Хороший вопрос. Я и сама не один раз его себе задавала. И всё не находила ответа. Зачем езжу? Почему раз и навсегда не оборву связь с семьёй, которая меня и за человека-то никогда не считала? Наверное, потому, что это всё равно моя семья. Какая есть. Другой я всё равно не знаю. Но Андрею этого не понять. Его родители идеальны. В этом ему очень сильно повезло.

Я так и молчала. Но Андрей, похоже, и сам всё понял. Или не понял, но решил не продолжать нелёгкий разговор. А в следующую секунду я почувствовала его губы на своей шее, скользнувшие затем к плечу. Руки на моей талии напряглись.
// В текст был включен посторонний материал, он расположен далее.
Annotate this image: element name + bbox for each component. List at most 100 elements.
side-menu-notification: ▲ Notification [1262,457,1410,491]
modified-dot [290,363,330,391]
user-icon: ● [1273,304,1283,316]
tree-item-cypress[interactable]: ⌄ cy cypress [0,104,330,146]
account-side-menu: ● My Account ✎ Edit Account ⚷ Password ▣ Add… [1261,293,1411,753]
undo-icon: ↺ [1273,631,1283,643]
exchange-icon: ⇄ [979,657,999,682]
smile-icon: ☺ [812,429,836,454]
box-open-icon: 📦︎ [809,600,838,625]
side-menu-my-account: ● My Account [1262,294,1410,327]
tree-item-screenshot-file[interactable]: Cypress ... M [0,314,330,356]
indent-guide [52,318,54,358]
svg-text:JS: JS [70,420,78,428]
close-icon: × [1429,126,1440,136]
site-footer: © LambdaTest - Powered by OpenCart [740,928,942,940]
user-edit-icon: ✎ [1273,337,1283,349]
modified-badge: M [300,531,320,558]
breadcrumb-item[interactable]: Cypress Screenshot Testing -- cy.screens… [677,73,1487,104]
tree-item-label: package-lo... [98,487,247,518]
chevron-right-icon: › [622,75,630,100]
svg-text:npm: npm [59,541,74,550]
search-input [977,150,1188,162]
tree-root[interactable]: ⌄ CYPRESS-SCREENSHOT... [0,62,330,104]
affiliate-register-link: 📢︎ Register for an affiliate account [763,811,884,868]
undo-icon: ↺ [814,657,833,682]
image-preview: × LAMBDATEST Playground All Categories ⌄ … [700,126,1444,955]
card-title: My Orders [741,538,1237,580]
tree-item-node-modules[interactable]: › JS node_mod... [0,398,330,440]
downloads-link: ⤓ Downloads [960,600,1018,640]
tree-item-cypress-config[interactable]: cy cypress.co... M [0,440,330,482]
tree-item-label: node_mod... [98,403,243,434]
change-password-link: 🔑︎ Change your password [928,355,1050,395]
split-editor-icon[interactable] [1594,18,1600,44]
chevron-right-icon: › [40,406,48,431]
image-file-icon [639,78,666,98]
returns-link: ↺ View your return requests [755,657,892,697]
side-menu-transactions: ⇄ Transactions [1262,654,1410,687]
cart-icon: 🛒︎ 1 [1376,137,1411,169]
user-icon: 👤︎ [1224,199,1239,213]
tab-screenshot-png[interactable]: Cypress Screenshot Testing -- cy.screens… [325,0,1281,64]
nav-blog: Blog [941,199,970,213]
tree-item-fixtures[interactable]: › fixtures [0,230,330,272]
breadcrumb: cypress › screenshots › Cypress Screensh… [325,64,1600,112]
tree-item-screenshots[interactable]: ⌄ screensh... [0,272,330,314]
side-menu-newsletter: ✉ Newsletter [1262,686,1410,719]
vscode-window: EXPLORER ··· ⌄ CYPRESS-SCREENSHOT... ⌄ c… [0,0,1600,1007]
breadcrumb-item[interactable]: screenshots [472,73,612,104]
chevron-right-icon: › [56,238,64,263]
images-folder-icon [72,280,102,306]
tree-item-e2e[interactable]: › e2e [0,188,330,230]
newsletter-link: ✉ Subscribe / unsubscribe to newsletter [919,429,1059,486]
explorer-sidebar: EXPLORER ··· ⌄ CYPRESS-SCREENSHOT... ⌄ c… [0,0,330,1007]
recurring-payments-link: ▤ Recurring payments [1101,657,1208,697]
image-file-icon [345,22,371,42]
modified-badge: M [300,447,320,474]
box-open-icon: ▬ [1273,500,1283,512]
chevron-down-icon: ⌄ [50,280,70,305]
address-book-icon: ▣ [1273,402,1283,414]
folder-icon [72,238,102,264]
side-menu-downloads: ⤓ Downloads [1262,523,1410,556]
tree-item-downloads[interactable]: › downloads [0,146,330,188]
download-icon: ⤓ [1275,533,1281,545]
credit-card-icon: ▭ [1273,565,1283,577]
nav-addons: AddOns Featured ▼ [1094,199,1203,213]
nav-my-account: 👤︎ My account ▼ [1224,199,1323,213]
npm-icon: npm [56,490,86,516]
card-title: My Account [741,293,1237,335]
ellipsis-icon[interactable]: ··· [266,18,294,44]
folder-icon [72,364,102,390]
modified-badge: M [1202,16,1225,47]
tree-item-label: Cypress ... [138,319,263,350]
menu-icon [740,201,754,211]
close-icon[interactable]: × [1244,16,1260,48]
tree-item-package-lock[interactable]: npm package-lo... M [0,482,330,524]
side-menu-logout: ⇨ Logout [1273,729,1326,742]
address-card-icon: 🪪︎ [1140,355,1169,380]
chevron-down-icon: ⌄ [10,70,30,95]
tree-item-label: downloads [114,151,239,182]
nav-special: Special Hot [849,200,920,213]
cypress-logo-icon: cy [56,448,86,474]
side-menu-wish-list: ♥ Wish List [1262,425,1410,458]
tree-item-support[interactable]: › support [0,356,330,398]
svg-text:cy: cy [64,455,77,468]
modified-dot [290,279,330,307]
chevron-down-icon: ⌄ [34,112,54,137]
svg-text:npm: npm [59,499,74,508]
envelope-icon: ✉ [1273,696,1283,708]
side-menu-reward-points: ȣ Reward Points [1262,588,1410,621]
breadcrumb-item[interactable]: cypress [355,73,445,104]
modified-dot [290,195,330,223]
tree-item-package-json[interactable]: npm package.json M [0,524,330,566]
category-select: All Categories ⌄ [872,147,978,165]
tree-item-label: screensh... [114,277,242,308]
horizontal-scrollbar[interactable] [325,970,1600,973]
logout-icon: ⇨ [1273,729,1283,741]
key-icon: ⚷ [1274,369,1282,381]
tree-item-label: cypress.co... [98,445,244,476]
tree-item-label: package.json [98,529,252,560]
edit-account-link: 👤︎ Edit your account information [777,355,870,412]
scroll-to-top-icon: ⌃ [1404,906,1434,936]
Одна рука переместилась на живот, отчего внутренности словно узлом завязались. Стало трудно дышать.

— Ты не представляешь, что я думал, пока ехал к тебе, — прошептал он мне на ухо. Я таяла в его объятиях. Его руки, скользившие под майкой, на голой коже, обжигали, дыхание гоняло стаи мурашек по всему телу. Не в силах больше выяснять, кто прав, кто виноват, я сама повернулась к нему, смело встречая его затуманенный страстью взгляд.

— Ты такая красивая, — произнёс он прежде, чем его губы накрыли мои. Сначала медленно, едва касаясь, а затем всё крепче. Его руеи прижимали меня к нему с такой силой, что казалось ещё немножко, и рёбра хрустнут, но больно не было. Наоборот, хотелось быть ещё ближе, чтобы ничего нас больше не разделяло.

Сама запустила руки ему под футболку, коснулась горячей кожи. Слегка царапнула ногтём. Затем провела ладонью по гладким мыщцам спины. Когда же моя рука пробралась вперёд, легка к нему на живот, он судорожно выдохнул:

— Может, нам уже пора отправляться в спальню?

Разумеется, никаких возражений у меня не нашлось. Самой хотелось испытать всё снова. Там, в гостинице, я была слишком напугана и взбудоражена, чтобы здраво соображать. А потом проболела несколько дней, когда могла думать о чём угодно, кроме его поцелуев. Зато теперь, отдохнувшая и полная сил, я сама стремилась к его ласкам и поцелуям…

— Нужно будет позвонить твоей сестре. Сказать ей, что я выздоровела и могу снова приступить к занятиям с Никиткой, — я вспомнила про свою работу чуть позже, когда мы обнимались, лёжа в кровати. Андрей лениво водил пальцем по моей спине, вычерчивая там какие-то, одному ему известные узоры. А я, думая о том, как странно мы познакомились, как раз и вспомнила про его сестру. А ведь теперь от отца уж точно не будет никакой помощи, так что придётся мне полностью обеспечивать себя саму. У Андрея на шее тоже сидеть не слишком хотелось, ведь мне дорога моя драгоценная независимость.